NAACP Supports NEA Plan to Reduce High School Dropouts

October 5, 2006

NEA plan is consistent with NAACP Call for Action in Education

Bruce S. Gordon, President & CEO, National Association for the Advancement of Colored People, today strongly endorsed a plan by the National Education Association to reduce the nation's alarming high school dropout rate.

"The NEA plan presents innovative and forward-thinking methods of connecting students with post-secondary options for personal growth, development and economic security," said Gordon. Moreover, Gordon said the plan outlined by NEA President Reg Weaver is "consistent with the NAACP call for resource equity in public education by ensuring that educators have the training, tools and resources needed to provide a high-quality education and prevent students from dropping out."

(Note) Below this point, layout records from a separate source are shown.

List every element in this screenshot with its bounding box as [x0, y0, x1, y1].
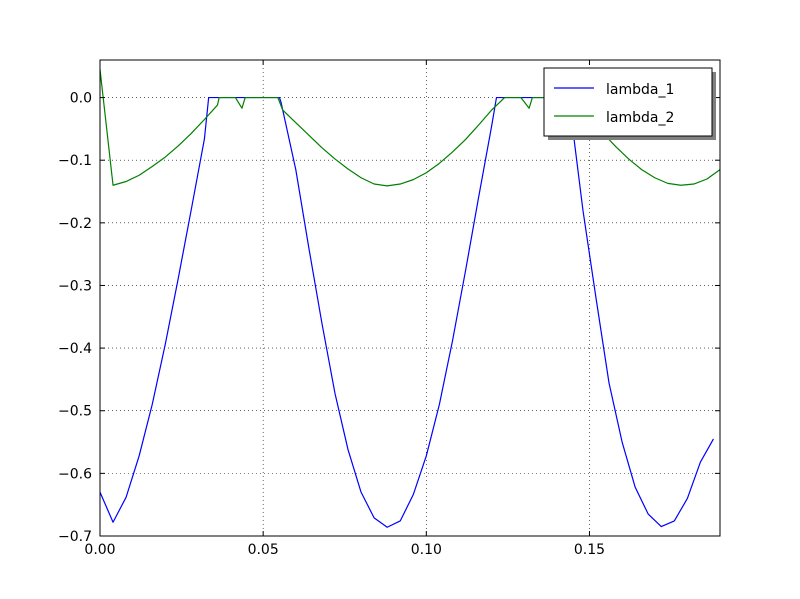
y-tick-label: −0.4	[58, 341, 92, 357]
series-line-lambda_2	[100, 69, 720, 187]
series-line-lambda_1	[100, 96, 714, 528]
y-tick-label: −0.1	[58, 153, 92, 169]
y-tick-label: 0.0	[70, 91, 92, 107]
legend-box	[543, 67, 713, 137]
y-tick-label: −0.3	[58, 278, 92, 294]
y-tick-label: −0.6	[58, 466, 92, 482]
x-tick-label: 0.15	[574, 542, 605, 558]
legend: lambda_1 lambda_2	[543, 67, 716, 140]
x-tick-label: 0.05	[248, 542, 279, 558]
axis-ticks: 0.00 0.05 0.10 0.15 0.0 −0.1 −0.2 −0.3 −0.4 −0.5 −…	[58, 60, 720, 558]
legend-label-lambda_2: lambda_2	[606, 110, 674, 126]
x-tick-label: 0.00	[84, 542, 115, 558]
series-lines	[100, 69, 720, 528]
y-tick-label: −0.5	[58, 404, 92, 420]
y-tick-label: −0.7	[58, 529, 92, 545]
legend-label-lambda_1: lambda_1	[606, 82, 674, 98]
y-tick-label: −0.2	[58, 216, 92, 232]
x-tick-label: 0.10	[411, 542, 442, 558]
plot-frame	[99, 59, 721, 537]
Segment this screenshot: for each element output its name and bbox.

The NEA recently announced a 12-step program that combines the efforts of parents, teachers, business leaders and lawmakers with strategies tested through research and professional experience. The NEA plan includes:

  • Mandatory high school graduation or the equivalent for everyone below the age of 21
  • Workplace options that allow parents to participate in their child's education
  • Early intervention through high-quality universal preschool and full-day kindergarten programs

The nation's high school dropout rate remains high, despite a number of targeted efforts. As many as 7,000 students drop out of high school each day, according to one study. The national graduation rate is between 68 percent and 71 percent. The graduation rate for African American, Hispanic and Native American students is about 50 percent, while graduation rates for whites and Asians hover around 75 percent to 77 percent, respectively.

The NAACP supports the NEA call for the President and Congress to make high school graduation a federal priority by investing $10 billion over the next 10 years to support dropout prevention programs and states that make high school graduation compulsory.

Michael Wotorson, NAACP National Director of Education, said the NEA plan is consistent with the NAACP "Call for Action in Education" program that asks all states to develop a five-year plan to reduce education-related racial disparities by 50 percent and includes a program to cut the high dropout rate for African American and other minority students.

Wotorson noted that the NEA plan appropriately calls for the involvement of parents and community residents in the educational process of children both in school and at home.

Founded in 1909, the NAACP is the nation's oldest and largest civil rights organization. Its members throughout the United States and the world are the premier advocates for civil rights in their communities, conducting voter mobilization and monitoring equal opportunity in the public and private sectors.